Вчера она еще играла в куклы, кормила с пластиковой ложечки штампованный муляж новорожденного, лепила на пластмассовую спинку горчичники из лопуха и подорожника, сегодня — уже вышла на охоту с пронзительным предощущением счастья, с нетерпеливым предвкушением встречи. И все сбывается, обязано с необычайной, волшебной силой и полнотой совпадения с загаданным, хотя, наверное, представление о счастье — всего лишь производное от фотографий и статеек в радужных журналах: застыть в позе полета к горизонту на носу идущего ко дну «Титаника»… Бери нас, ждем, готовы, расцвели, поторопись, мы скоро отцветем, осыплемся.

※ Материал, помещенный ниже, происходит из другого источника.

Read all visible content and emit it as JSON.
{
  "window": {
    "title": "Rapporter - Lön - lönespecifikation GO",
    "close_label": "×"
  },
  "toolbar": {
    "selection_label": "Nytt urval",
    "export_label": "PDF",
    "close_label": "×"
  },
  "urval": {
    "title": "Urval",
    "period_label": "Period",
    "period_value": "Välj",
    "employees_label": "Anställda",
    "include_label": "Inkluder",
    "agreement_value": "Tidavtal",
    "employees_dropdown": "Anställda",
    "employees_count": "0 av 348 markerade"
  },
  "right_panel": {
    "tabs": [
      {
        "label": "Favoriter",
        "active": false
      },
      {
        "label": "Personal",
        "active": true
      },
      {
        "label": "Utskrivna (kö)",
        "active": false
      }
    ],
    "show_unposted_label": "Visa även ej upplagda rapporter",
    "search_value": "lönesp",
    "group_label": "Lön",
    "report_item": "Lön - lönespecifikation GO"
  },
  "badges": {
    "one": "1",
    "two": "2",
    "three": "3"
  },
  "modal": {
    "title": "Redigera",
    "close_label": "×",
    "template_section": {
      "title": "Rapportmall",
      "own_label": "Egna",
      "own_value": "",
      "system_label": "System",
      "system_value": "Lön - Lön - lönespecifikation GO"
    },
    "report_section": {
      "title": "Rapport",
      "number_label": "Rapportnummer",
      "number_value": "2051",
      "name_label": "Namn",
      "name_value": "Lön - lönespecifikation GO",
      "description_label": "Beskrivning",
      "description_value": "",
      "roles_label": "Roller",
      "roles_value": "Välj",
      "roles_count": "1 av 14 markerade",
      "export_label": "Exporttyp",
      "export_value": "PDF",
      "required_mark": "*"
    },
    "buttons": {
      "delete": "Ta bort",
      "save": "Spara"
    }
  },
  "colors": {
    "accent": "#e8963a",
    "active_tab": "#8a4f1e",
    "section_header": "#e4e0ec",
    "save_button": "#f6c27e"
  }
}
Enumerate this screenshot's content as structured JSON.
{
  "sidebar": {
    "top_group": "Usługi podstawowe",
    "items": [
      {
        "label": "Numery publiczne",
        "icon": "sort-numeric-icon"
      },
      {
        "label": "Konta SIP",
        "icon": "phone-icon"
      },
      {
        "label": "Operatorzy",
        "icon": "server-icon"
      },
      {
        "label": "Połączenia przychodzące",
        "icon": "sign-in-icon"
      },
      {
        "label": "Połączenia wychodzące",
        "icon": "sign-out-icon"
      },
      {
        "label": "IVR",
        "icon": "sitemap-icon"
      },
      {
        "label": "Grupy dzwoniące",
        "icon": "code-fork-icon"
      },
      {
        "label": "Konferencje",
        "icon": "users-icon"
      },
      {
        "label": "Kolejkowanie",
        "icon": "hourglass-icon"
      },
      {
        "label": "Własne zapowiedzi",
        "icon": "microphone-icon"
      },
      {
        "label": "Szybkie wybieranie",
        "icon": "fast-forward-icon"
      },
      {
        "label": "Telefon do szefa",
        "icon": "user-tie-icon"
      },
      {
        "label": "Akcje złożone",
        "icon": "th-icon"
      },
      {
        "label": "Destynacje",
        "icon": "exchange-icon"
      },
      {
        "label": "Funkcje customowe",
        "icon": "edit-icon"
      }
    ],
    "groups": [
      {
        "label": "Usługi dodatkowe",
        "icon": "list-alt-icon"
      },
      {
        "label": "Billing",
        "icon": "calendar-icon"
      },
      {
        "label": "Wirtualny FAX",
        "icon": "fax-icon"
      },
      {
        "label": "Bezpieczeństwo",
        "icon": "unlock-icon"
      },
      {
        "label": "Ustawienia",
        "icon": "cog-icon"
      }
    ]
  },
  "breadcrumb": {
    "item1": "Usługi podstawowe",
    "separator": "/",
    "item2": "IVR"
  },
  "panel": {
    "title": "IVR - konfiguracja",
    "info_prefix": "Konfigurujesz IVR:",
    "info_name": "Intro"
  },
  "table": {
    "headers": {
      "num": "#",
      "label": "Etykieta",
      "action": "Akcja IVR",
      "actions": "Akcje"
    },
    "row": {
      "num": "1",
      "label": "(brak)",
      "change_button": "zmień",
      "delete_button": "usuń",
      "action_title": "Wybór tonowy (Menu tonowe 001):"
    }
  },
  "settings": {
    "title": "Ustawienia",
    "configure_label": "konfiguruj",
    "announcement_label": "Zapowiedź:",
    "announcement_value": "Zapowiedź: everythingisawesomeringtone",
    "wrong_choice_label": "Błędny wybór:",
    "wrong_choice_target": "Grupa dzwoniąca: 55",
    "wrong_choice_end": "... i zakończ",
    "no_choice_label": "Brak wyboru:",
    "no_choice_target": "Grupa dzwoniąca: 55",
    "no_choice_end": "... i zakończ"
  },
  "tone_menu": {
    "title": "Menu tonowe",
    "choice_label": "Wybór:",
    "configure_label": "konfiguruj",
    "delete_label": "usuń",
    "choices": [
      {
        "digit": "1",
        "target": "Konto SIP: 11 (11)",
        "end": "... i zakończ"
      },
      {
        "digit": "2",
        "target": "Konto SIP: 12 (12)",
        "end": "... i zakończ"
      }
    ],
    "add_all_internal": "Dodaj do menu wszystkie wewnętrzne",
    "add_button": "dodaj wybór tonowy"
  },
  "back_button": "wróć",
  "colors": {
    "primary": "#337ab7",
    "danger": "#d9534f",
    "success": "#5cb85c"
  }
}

Одна расчетлива, хитра и заземленно-прагматична, другая — дура, не от мира… вот эта на охоту вышла, эта вот — на промысел, а та сама пока еще не знает, зачем, куда, — летит на сладкий, душный запах злачных мест, на первый бал Ростовой в современном кислотно-кокаиновом изводе; бармен предложит ей «энергетический напиточек», веселый мальчик — «петушка» под язычок, и, заглотив наживку, увидит девочка оранжевое небо, в четвертом часу ночи выползет из клуба и, подвернув каблук, чуть не упав, поковыляет с протянутой рукой голосовать на трассу, проситься в мимолетные красивые машины — дяденька, надо домой, отвези. И тут уже может быть разное: одни и довезут, и денег не возьмут, и сами в дом поднимут, к отчему порогу, обшабенную, пьяную дуреху, другие тормознут в лесочке-парке-переулочке и, плотоядно лыбясь, расплатиться нетронутой свежей натурой потребуют, прилезут, подомнут, рванут за патлы… и снова вилка тут — как повезет, кто попадется за рулем, долбежкой дело кончится или кудрявой головой в кустах, разорванным тельцем под ельником.
Хрен знает что. Защиты нет. Оно, конечно, случай — один на миллион, но кто бы мог заранее соломки подстелить? Гулянки эти, безоглядная свобода, слепое безрассудство твари, бегущей на огонь, на фары, под колеса.
Опять в нем оживает этот страх, проснувшийся в нем после той последней потрошеной девки, и он не может задавить его, на волю отпускает. Синдром навязчивых идей у отца взрослой дочери. Кафешки, посиделки, клубы, подружки, мальчики, вальяжные мужчинки с букетами бордовых наглых роз, четырехчасовые балеты, которые обыкновенно начинаются в половине восьмого и девятого вечера, — вот этого с избытком, через край в жизни его подросшего ребенка, нерассуждающе-свободного, изящно-грациозного зверька с надменной посадкой головы и скачущей, летучей огненной поступью. Вот эту широту бы сузить, размах попригасить. Но он — на то и Железяка, устройство не сложнее лома, надежно-безотказной проходческой машины, вот этой круглой дуры чугунного литья — мог только целиком свободу отнимать или вот так же целиком предоставлять, иначе не умел — лишь «или-или»; ну, не щемить же Машку в самом деле, к себе не прикрепишь, на цепь не посадишь, за городом в деревне не запрешь.